I had trouble reproducing the results of this paper using the cosine distance metric as I found the converge to be slow and final performance dependent on the random initialisation. However I was able to reproduce (and slightly exceed) the results of this paper using the l2 distance metric.

Omniglot
k-way 5 5 20 20
n-shot 1 5 1 5
Published (cosine) 98.1 98.9 93.8 98.5
This Repo (cosine) 92.0 93.2 75.6 77.8
This Repo (l2) 98.3 99.8 92.8 97.8
miniImageNet
k-way 5 5
n-shot 1 5
Published (cosine, FCE) 44.2 57.0
This Repo (cosine, FCE) 42.8 53.6
This Repo (l2) 46.0 58.4

Model-Agnostic Meta-Learning (MAML)

MAML

I used max pooling instead of strided convolutions in order to be consistent with the other papers. The miniImageNet experiments using 2nd order MAML took me over a day to run.
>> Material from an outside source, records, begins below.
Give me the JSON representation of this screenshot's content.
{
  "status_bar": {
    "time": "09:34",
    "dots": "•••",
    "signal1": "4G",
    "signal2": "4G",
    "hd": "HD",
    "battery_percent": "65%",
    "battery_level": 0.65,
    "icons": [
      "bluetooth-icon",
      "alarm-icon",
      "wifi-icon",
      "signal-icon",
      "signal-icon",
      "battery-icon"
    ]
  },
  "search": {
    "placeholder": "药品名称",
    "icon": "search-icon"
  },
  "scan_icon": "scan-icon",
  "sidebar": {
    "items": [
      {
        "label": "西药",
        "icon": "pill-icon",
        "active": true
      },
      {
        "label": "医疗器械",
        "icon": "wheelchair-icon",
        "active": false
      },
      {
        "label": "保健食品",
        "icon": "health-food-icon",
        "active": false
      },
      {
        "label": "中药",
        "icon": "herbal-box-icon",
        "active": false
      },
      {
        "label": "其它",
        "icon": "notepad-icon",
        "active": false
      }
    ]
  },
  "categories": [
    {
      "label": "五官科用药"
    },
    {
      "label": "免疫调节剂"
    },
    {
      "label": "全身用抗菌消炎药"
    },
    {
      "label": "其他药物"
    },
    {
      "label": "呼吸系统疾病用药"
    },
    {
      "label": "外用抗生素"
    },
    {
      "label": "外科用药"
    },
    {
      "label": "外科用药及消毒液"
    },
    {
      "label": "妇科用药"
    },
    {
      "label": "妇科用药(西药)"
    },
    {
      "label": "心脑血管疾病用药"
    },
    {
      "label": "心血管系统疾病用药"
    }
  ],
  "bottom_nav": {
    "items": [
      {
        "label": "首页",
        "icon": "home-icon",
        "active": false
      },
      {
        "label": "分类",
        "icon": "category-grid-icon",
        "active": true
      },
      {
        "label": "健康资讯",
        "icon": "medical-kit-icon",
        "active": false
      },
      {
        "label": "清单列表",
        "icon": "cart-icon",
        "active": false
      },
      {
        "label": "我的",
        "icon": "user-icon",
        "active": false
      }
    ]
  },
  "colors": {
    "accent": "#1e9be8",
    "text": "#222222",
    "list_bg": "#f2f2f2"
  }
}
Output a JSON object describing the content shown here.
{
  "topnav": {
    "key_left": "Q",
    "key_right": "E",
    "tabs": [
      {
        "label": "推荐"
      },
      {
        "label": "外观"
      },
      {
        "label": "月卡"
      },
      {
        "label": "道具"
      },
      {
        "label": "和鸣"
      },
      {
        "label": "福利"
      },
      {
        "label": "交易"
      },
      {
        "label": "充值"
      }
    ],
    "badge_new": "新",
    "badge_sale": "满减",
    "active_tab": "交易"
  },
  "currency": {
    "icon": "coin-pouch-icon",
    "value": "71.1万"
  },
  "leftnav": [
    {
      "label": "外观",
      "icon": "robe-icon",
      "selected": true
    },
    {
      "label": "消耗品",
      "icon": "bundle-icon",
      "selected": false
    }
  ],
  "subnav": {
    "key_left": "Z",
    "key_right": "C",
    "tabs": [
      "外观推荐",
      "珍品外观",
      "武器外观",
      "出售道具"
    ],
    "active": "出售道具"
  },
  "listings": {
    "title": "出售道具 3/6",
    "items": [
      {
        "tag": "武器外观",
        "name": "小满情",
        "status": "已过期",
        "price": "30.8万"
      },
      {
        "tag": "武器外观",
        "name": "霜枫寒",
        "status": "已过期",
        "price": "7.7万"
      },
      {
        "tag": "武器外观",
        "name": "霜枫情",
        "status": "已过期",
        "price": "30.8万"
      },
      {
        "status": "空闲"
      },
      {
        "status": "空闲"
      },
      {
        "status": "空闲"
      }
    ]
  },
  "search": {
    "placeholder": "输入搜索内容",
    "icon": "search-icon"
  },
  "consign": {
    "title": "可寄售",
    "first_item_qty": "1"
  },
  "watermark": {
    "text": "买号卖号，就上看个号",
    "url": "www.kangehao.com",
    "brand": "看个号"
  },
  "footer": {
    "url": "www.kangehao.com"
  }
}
Run experiments/maml.py to reproduce results from Model-Agnostic Meta-Learning (Finn et al).

Arguments

  • dataset: {'omniglot', 'miniImageNet'}. Whether to use the Omniglot or miniImagenet dataset
  • distance: {'l2', 'cosine'}. Which distance metric to use
  • n: Support samples per class for few-shot tasks
  • k: Number of classes in training tasks
  • q: Query samples per class for training tasks
  • inner-train-steps: Number of inner-loop updates to perform on training tasks
  • inner-val-steps: Number of inner-loop updates to perform on validation tasks
  • inner-lr: Learning rate to use for inner-loop updates
  • meta-lr: Learning rate to use when updating the meta-learner weights
  • meta-batch-size: Number of tasks per meta-batch
  • order: Whether to use 1st or 2nd order MAML
  • epochs: Number of training epochs
  • epoch-len: Meta-batches per epoch
  • eval-batches: Number of meta-batches to use when evaluating the model after each epoch

NB: For MAML n, k and q are fixed between train and test. You may need to adjust meta-batch-size to fit your GPU. 2nd order MAML uses a lot more memory.

Omniglot
k-way 5 5 20 20
n-shot 1 5 1 5
Published 98.7 99.9 95.8 98.9
This Repo (1) 95.5 99.5 92.2 97.7
This Repo (2) 98.1 99.8 91.6 95.9
miniImageNet
k-way 5 5
n-shot 1 5
Published 48.1 63.2
This Repo (1) 46.4 63.3
This Repo (2) 47.5 64.7

Number in brackets indicates 1st or 2nd order MAML.